Carrara, florid, pleasant-mannered, with brilliant black eyes, black hair, and a ready smile, leaned forward and listened, observing him keenly. Opposite them, but the length of the table away, a lady with tired eyes and a patient mouth leaned back in her chair, motionless, watching the trees seen through the window.
She was Julia Gonzaga, the representative in this gathering in the name of her infant nephew, of the city of Mantua and its domains, the head of the fourth and last great family of Lombardy who dared to raise a hand against the encroachments and the power of Visconti.
But if at this end of the chamber the only sound was low converse, all subdued and quiet, at the farther end gay voices and bursts of laughter broke the stillness.
For seated in the broad window-seat, toying with a sprig of myrtle, was Count Conrad, brilliant and light-hearted, clad in the last extreme of fashion, resplendent in primrose velvet and mauve silk, with long scalloped sleeves that swept the ground.

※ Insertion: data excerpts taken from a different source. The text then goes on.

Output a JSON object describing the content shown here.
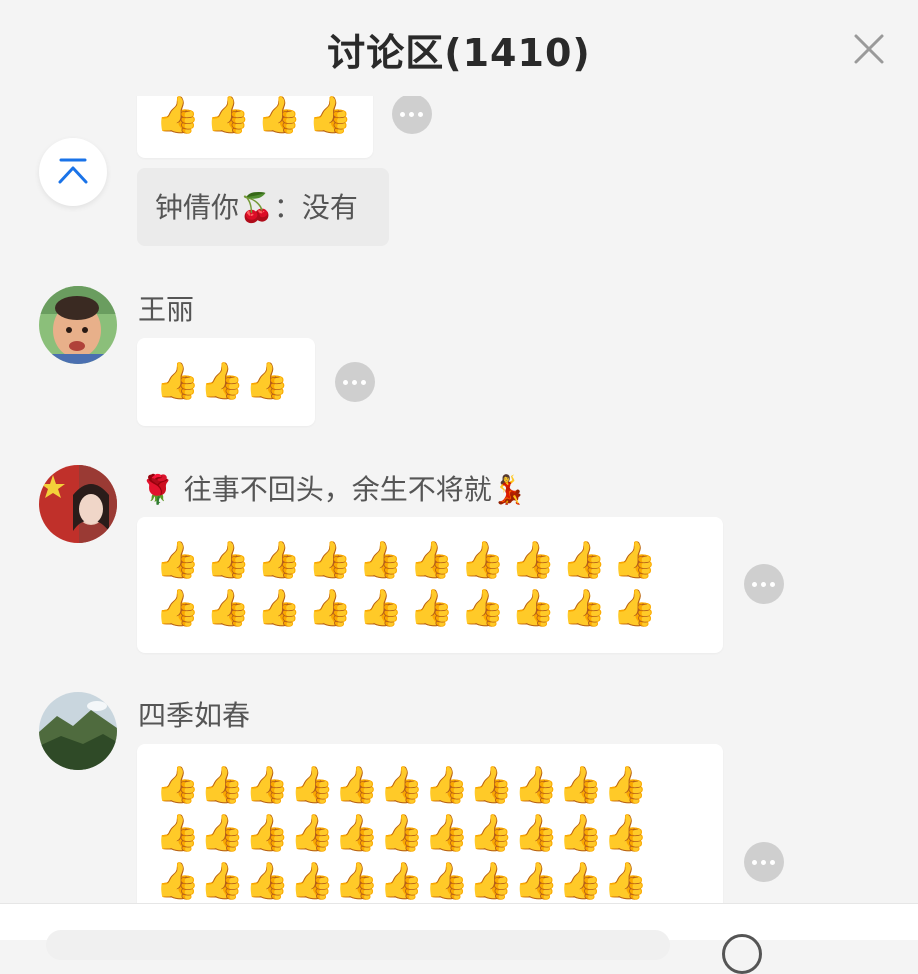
{
  "header": {
    "title": "讨论区(1410)"
  },
  "icons": {
    "close": "close-icon",
    "scroll_top": "scroll-to-top-icon",
    "more": "more-options-icon"
  },
  "comments": [
    {
      "thumbs_rows": [
        "👍👍👍👍"
      ],
      "reply": "钟倩你🍒：没有"
    },
    {
      "username": "王丽",
      "thumbs_rows": [
        "👍👍👍"
      ]
    },
    {
      "username": "🌹 往事不回头，余生不将就💃",
      "thumbs_rows": [
        "👍👍👍👍👍👍👍👍👍👍",
        "👍👍👍👍👍👍👍👍👍👍"
      ]
    },
    {
      "username": "四季如春",
      "thumbs_rows": [
        "👍👍👍👍👍👍👍👍👍👍👍",
        "👍👍👍👍👍👍👍👍👍👍👍",
        "👍👍👍👍👍👍👍👍👍👍👍"
      ]
    }
  ],
  "colors": {
    "background": "#f4f4f4",
    "accent": "#1a73e8"
  }
}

Around his waist was a gold belt suspending, by a jeweled chain, an orange stuck with cloves and enclosed in a case of silver filigree.
Count Conrad also wore ear-rings, pearl drops that shimmered through his blond curls, and on each wrist a bracelet; yet even this effeminacy could not altogether destroy a certain manliness that was the Count's, spite of an almost seeming wish to disallow it.
Beside him, half-leaning through the window, was a youth of twenty, of that brilliant beauty too bright to last.
He too was dressed more like an idle courtier of the Valois court than a fighting noble of the free cities, and the rare charm of his face was marred by the spoiled affectation of his manner.
"Another war!" laughed Conrad. "I have done naught but fight since I left Germany. I am on the sick list."
"Not when the war is of thine own seeking," said Vincenzo. "Because thou needs must fall in love with the Visconti's sister—as if there were not others as fair and far safer to woo!"